Of course it's all very happy for Pearson. She can claim she was right; she can attack her detractors; and, best of all, it gives her the chance to be 'judgmental' about so many other people - after all, she's only doing it to try and prevent a tragedy! Bad things only happen because people aren't judgmental enough!
So, in today's column of foaming bile, we get the following delightful items. Remember now, it's not Pearson being judgmental, it's her doing the world a public service; unless people are 'judgmental' then there'll be chaos, I tell you!
But I'm afraid the chief WAG's decision to dress up as Audrey Hepburn for Closer magazine just makes me mad. Not so much Breakfast At Tiffany's as Happy Meal at H. Samuel.
Audrey was extravagantly beautiful, exquisitely refined and became one of the great style icons of the 20th century. Coleen is cheerful, orange and about to become Mrs Potato Head. She may think she is paying tribute to Audrey Hepburn by donning a toupee and a little black dress. Well, she ain't.
See, she's lower class and therefore deserves to be slagged off! It's not snobbery; it's journalistic integrity to say that Coleen McLoughlin dressing up as Audrey Hepburn 'makes you mad'. Mad? Really? Why would anyone be made 'mad' by a woman dressing up as another woman, unless that person was 'mad' in the first place? How can a photo of something make you mad?
The Beijing Olympics has unintentionally given the world an exciting new sport. It's called Get The Torch. The country that manages to put the flame out most times - France managed four on Monday - wins. But first, contestants have to overcome a Great Wall. I mean the sinister Chinese guardians of the flame. With their scowling faces and blue and white matching tracksuits, they looked like the absurd henchmen of some James Bond villain, hell-bent on world domination. Come to think of it, that's pretty much what they are.
Let's have a go at the sinister Orientals! That's not being judgmental, it's an important piece of writing. Remember this: she's not doing it for a cheap laugh or to be nasty; she's doing it because she cares. So very, very deeply. But, that's only one race of people she's had a go at - surely she can squeeze in one more before the word count gets exceeded? Oh yes!
Mohammed Anwar avoided a ban for speeding when he told a court that not being able to drive would make it difficult to commute between his two wives.

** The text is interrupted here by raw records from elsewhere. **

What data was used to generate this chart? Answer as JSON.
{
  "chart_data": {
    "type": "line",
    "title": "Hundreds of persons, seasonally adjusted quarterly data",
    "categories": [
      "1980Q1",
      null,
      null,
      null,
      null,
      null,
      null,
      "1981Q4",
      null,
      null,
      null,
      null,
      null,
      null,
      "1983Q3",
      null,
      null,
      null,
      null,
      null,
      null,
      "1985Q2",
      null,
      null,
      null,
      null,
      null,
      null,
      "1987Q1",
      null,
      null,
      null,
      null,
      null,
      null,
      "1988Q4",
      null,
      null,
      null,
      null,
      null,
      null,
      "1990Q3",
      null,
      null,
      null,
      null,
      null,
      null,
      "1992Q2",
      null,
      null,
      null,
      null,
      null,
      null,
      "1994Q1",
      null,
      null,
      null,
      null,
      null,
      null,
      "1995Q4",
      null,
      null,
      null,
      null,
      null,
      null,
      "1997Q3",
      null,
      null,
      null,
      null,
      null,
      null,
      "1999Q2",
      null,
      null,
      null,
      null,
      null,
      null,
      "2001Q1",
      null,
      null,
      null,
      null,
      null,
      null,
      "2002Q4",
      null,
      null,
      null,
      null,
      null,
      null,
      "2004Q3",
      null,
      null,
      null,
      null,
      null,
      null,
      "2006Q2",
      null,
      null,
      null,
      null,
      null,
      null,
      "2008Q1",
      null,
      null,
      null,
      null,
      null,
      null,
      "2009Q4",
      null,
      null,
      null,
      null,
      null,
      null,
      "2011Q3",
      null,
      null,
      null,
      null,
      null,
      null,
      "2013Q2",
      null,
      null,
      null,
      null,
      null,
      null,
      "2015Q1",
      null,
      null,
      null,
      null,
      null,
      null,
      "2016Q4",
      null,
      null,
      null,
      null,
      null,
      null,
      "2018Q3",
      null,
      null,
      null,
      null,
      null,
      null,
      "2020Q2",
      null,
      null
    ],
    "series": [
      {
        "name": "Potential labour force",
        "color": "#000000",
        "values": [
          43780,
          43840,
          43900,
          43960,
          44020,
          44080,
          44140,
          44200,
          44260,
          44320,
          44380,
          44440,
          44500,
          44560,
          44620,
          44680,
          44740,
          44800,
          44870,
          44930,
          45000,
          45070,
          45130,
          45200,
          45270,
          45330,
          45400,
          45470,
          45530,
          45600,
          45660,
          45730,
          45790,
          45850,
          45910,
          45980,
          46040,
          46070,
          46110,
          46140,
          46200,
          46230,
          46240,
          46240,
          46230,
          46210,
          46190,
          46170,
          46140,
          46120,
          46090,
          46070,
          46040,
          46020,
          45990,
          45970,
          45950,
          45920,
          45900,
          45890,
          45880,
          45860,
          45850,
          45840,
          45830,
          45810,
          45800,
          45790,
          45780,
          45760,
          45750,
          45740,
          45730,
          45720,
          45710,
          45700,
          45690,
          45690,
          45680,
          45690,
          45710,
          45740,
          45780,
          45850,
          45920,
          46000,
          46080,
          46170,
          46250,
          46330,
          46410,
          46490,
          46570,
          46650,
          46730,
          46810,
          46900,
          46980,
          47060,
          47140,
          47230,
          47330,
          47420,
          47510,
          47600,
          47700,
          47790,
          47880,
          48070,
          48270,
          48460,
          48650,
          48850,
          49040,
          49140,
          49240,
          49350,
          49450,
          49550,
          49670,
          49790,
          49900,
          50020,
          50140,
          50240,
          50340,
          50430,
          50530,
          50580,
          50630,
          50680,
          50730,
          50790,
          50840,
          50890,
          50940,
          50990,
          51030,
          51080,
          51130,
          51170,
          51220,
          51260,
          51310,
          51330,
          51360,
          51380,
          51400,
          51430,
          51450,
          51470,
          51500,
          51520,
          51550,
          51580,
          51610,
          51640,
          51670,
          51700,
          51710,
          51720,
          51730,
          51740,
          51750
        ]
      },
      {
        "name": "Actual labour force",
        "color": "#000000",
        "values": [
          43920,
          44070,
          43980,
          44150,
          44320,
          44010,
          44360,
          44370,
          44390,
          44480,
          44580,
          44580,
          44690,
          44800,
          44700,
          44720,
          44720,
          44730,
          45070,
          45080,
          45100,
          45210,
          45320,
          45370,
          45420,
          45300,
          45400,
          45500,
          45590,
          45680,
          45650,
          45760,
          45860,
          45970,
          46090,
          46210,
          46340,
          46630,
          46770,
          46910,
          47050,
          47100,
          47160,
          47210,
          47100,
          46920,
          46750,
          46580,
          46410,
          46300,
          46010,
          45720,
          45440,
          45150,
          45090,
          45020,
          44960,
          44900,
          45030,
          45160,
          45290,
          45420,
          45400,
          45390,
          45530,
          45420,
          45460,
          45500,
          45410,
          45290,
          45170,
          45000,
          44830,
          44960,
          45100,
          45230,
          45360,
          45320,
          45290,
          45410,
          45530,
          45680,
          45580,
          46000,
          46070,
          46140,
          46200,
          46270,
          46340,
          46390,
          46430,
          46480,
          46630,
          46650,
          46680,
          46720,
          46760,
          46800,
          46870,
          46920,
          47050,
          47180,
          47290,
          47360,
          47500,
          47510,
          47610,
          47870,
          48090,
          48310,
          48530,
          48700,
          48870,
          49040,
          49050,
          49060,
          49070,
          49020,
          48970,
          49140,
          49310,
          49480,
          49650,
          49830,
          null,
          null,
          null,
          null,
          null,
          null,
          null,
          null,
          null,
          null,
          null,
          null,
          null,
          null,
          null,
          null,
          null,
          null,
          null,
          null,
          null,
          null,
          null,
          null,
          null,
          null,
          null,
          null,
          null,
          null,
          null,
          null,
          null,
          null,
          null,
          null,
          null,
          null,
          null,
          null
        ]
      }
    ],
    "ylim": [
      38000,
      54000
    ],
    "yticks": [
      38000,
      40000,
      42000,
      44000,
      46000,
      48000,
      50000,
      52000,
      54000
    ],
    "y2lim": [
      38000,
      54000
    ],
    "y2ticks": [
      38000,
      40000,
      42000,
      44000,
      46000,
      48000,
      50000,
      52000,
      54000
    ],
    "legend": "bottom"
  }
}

His lawyer explained that the restaurant owner has one wife in Motherwell and the other in Glasgow and sleeps with them on alternate nights. He was described as "a busy man". Yes, we can see that.
Bigamy is illegal in this country. So is travelling criminally fast - 64mph in a 30mph zone in Mr Anwar's case. Would a non-Muslim with a wife in one town and a mistress down the motorway receive such outrageously lenient treatment?
See, that's not being judgmental; that's Allison importantly tackling the vital issues of the day - like why darkies get treated better than white people!
Spare me the lectures, Pearson. You're a vile piece of shit. You haven't been proved right. You're scum. Is that me being judgmental? I suppose it is.